Re: [RFC PATCH] rados_cluster: add a "design" manpage

Jeff Layton <jlayton@xxxxxxxxxx> · Fri, 01 Jun 2018 06:42:37 -0400

On Thu, 2018-05-31 at 17:37 -0400, J. Bruce Fields wrote:
> On Wed, May 23, 2018 at 08:21:40AM -0400, Jeff Layton wrote:
> > From: Jeff Layton <jlayton@xxxxxxxxxx>
> > 
> > Bruce asked for better design documentation, so this is my attempt at
> > it. Let me know what you think. I'll probably end up squashing this into
> > one of the code patches but for now I'm sending this separately to see
> > if it helps clarify things.
> > 
> > Suggestions and feedback are welcome.
> > 
> > Change-Id: I53cc77f66b2407c2083638e5760666639ba1fd57
> > Signed-off-by: Jeff Layton <jlayton@xxxxxxxxxx>
> > ---
> >  src/doc/man/ganesha-rados-cluster.rst | 227 ++++++++++++++++++++++++++
> >  1 file changed, 227 insertions(+)
> >  create mode 100644 src/doc/man/ganesha-rados-cluster.rst
> > 
> > diff --git a/src/doc/man/ganesha-rados-cluster.rst b/src/doc/man/ganesha-rados-cluster.rst
> > new file mode 100644
> > index 000000000000..1ba2d3c29093
> > --- /dev/null
> > +++ b/src/doc/man/ganesha-rados-cluster.rst
> > @@ -0,0 +1,227 @@
> > +==============================================================================
> > +ganesha-rados-cluster-design -- Clustered RADOS Recovery Backend Design
> > +==============================================================================
> > +
> > +.. program:: ganesha-rados-cluster-design
> > +
> > +This document aims to explain the theory and design behind the
> > +rados_cluster recovery backend, which coordinates grace period
> > +enforcement among multiple, independent NFS servers.
> > +
> > +In order to understand the clustered recovery backend, it's first necessary
> > +to understand how recovery works with a single server:
> > +
> > +Singleton Server Recovery
> > +-------------------------
> > +NFSv4 is a lease-based protocol.

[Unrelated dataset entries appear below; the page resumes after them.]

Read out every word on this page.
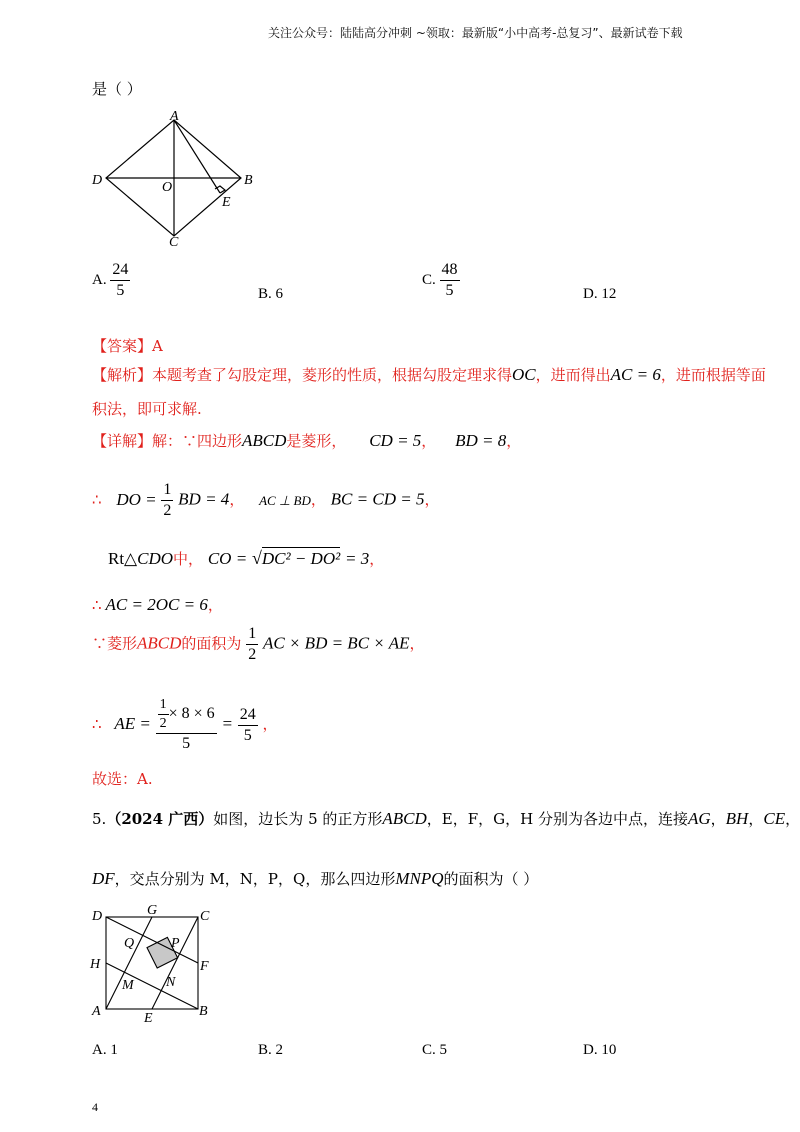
关注公众号：陆陆高分冲刺 ~领取：最新版“小中高考-总复习”、最新试卷下载
是（ ）
A
B
C
D	O
E
A. $\frac{24}{5}$	B. 6
C. $\frac{48}{5}$	D. 12
【答案】A
【解析】本题考查了勾股定理，菱形的性质，根据勾股定理求得OC，进而得出AC = 6，进而根据等面
积法，即可求解.
【详解】解：∵四边形ABCD是菱形， CD = 5， BD = 8，
∴ DO = $\frac{1}{2}$ BD = 4， AC ⊥ BD， BC = CD = 5，
Rt△CDO中， CO = √DC² − DO² = 3，
∴ AC = 2OC = 6，
∵菱形ABCD的面积为 $\frac{1}{2}$ AC × BD = BC × AE，
∴ AE = $\frac{\frac{1}{2} \times 8 \times 6}{5} = \frac{24}{5}$ ，
故选：A.
5.（2024 广西）如图，边长为 5 的正方形ABCD，E，F，G，H 分别为各边中点，连接AG，BH，CE，
DF，交点分别为 M，N，P，Q，那么四边形MNPQ的面积为（ ）
D	G	C
Q	P
H	F
M N
A	E	B
A. 1	B. 2	C. 5	D. 10
4
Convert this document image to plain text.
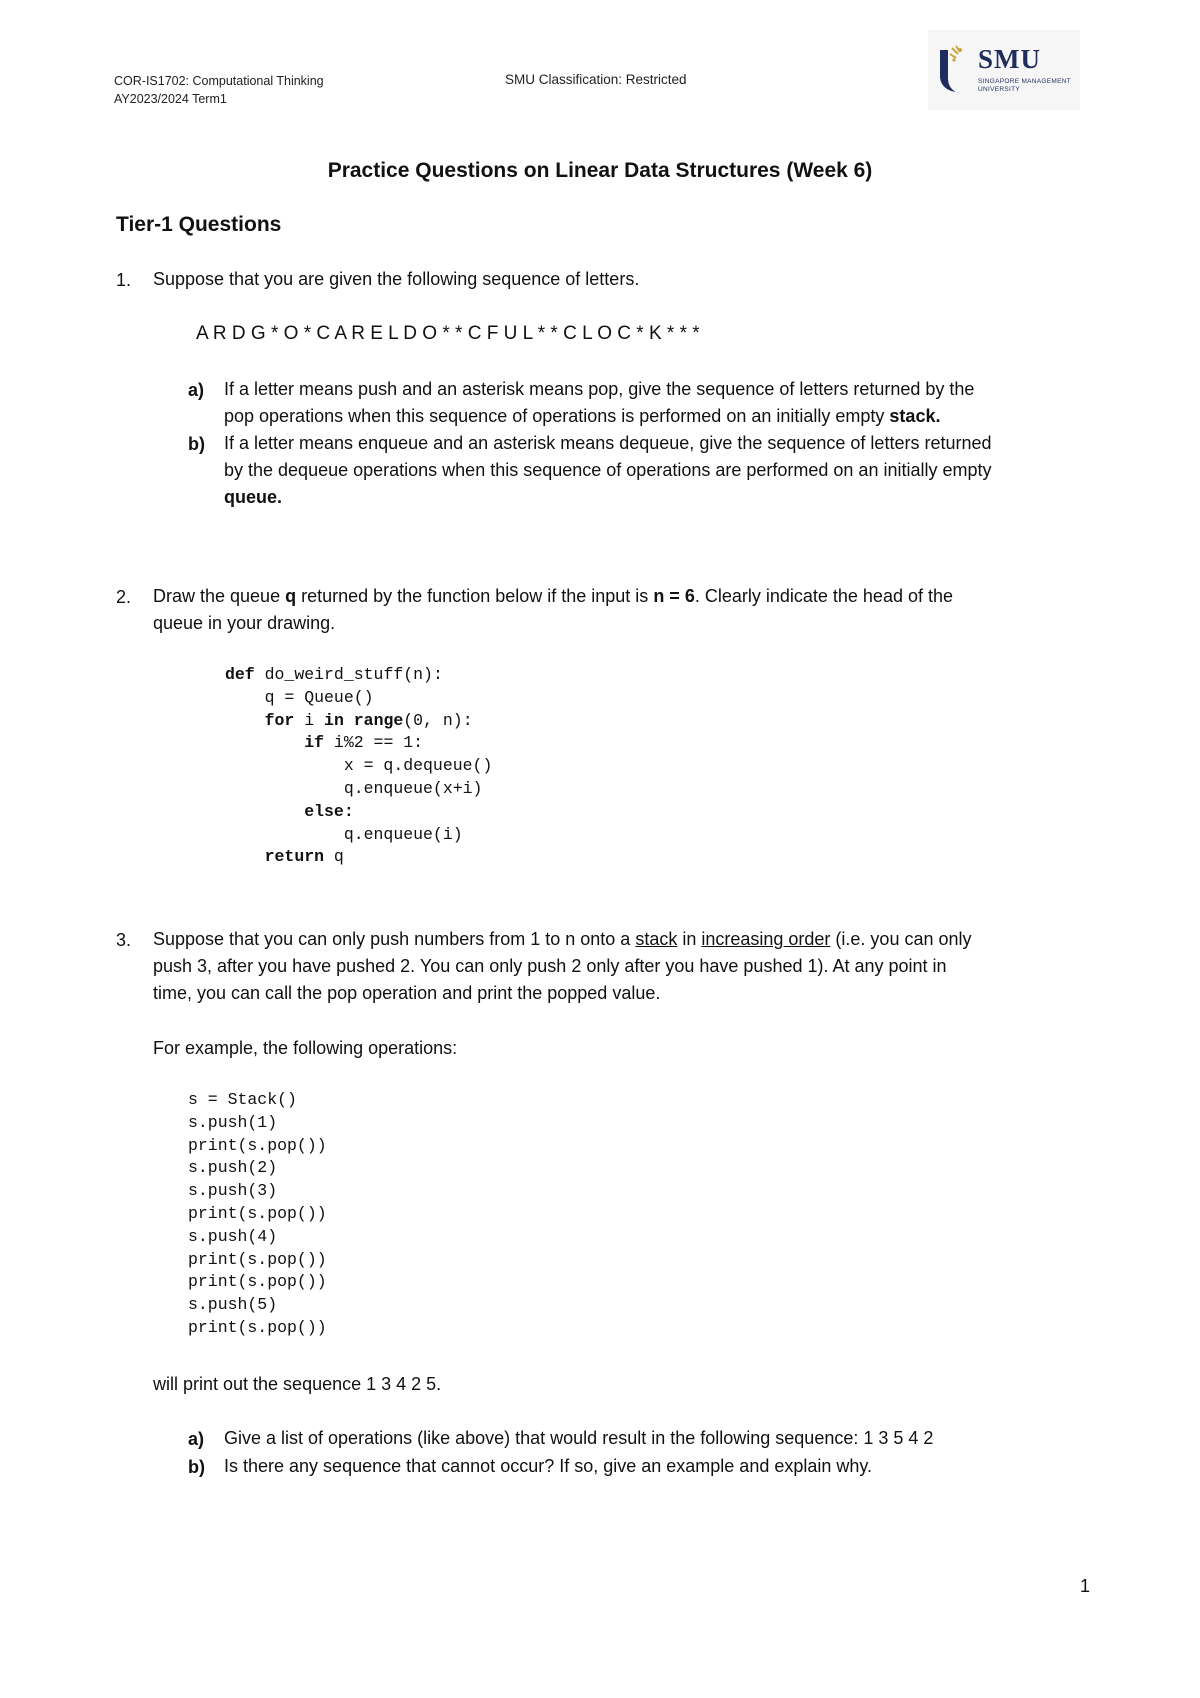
COR-IS1702: Computational Thinking
AY2023/2024 Term1
SMU Classification: Restricted
SMU
SINGAPORE MANAGEMENT
UNIVERSITY
Practice Questions on Linear Data Structures (Week 6)
Tier-1 Questions
1. Suppose that you are given the following sequence of letters.
A R D G * O * C A R E L D O * * C F U L * * C L O C * K * * *
a) If a letter means push and an asterisk means pop, give the sequence of letters returned by the
pop operations when this sequence of operations is performed on an initially empty stack.
b) If a letter means enqueue and an asterisk means dequeue, give the sequence of letters returned
by the dequeue operations when this sequence of operations are performed on an initially empty
queue.
2. Draw the queue q returned by the function below if the input is n = 6. Clearly indicate the head of the
queue in your drawing.
def do_weird_stuff(n):
q = Queue()
for i in range(0, n):
if i%2 == 1:
x = q.dequeue()
q.enqueue(x+i)
else:
q.enqueue(i)
return q
3. Suppose that you can only push numbers from 1 to n onto a stack in increasing order (i.e. you can only
push 3, after you have pushed 2. You can only push 2 only after you have pushed 1). At any point in
time, you can call the pop operation and print the popped value.
For example, the following operations:
s = Stack()
s.push(1)
print(s.pop())
s.push(2)
s.push(3)
print(s.pop())
s.push(4)
print(s.pop())
print(s.pop())
s.push(5)
print(s.pop())
will print out the sequence 1 3 4 2 5.
a) Give a list of operations (like above) that would result in the following sequence: 1 3 5 4 2
b) Is there any sequence that cannot occur? If so, give an example and explain why.
1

Clients set up a relationship to the
> > +server and must periodically renew their lease in order to maintain
> > +their ephemeral state (open files, locks, delegations or layouts).
> > +
> > +When a singleton NFS server is restarted, any ephemeral state is lost. When
> > +the server comes comes back online, NFS clients detect that the server has
> > +been restarted and will reclaim the ephemeral state that they held at the
> > +time of their last contact with the server.
> > +
> > +Singleton Grace Period
> > +----------------------
> > +
> > +In order to ensure that we don't end up with conflicts, clients are
> > +barred from acquiring any new state while in the Recovery phase. Only
> > +reclaim operations are allowed.
> > +
> > +This period of time is called the **grace period**. Most NFS servers
> > +have a grace period that lasts around two lease periods, however
> 
> knfsd's is one lease period, who does two?
> 
> (Still catching up on the rest.  Looks good.)
> 
> --b.

(cc'ing linux-nfs)

Thanks for having a look. Hmm...you're right.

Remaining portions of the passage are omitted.